2. The tubing pump with a combination motor of claim 1, wherein a pressure-bearing chamber is further provided in said pump housing, said second outlet opening is in communication with said first outlet opening through said pressure-bearing chamber, and a housing of each of said motors is positioned in said pressure-bearing chamber.

3. The tube pump with the combined motor as claimed in claim 2, wherein the rotary shaft of each motor is mounted on the machine body through a water lubrication bearing, the machine body is provided with a lubrication inlet hole, and the lubrication inlet hole is communicated with a water gap of the water lubrication bearing.
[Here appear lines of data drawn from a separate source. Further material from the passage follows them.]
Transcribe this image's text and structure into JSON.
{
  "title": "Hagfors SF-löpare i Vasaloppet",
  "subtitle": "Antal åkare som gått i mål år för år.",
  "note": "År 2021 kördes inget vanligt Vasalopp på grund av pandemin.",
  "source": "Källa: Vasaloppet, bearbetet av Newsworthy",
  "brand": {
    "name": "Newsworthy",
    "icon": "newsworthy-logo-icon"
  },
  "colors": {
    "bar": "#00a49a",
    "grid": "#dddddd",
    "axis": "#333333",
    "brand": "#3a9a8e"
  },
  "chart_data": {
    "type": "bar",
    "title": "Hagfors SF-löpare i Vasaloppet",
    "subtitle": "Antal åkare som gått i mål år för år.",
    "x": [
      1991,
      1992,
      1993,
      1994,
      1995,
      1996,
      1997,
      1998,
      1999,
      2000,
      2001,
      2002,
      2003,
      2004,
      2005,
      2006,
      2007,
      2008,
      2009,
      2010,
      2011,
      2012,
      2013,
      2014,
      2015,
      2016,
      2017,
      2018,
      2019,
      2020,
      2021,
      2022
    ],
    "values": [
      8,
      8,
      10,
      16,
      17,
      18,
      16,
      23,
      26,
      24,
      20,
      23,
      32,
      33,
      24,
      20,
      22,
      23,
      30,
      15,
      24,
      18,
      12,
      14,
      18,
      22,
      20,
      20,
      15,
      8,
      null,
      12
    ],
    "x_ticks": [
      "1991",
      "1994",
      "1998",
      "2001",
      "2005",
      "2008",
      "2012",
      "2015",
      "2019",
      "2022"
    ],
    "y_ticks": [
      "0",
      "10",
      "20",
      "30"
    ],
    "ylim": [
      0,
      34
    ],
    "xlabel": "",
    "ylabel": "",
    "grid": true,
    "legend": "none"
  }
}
4. The tubing pump with a combined motor of claim 1, further comprising a self-priming valve mounted at said first inlet port, said first inlet port communicating with said second inlet port through said self-priming valve.

5. A tubing pump with a combination motor as claimed in claim 3, further comprising a stator and a rotor, wherein the stator is mounted in a fitting groove of the housing, a waterproof layer is provided between the stator and a side wall of the fitting groove, the rotating shaft is mounted on the housing through a bearing, and the rotating shaft is coaxially mounted at an output end of the rotor.

6. The tubing pump with a combined motor of claim 2, wherein a check valve is provided at the first outlet port.

7. The tubing pump with a combined motor of claim 2, further comprising a flow sensor for detecting flow at said first outlet port.

8. The tubing pump with a combination motor of claim 2, further comprising a pressure sensor for detecting water pressure at said first outlet port.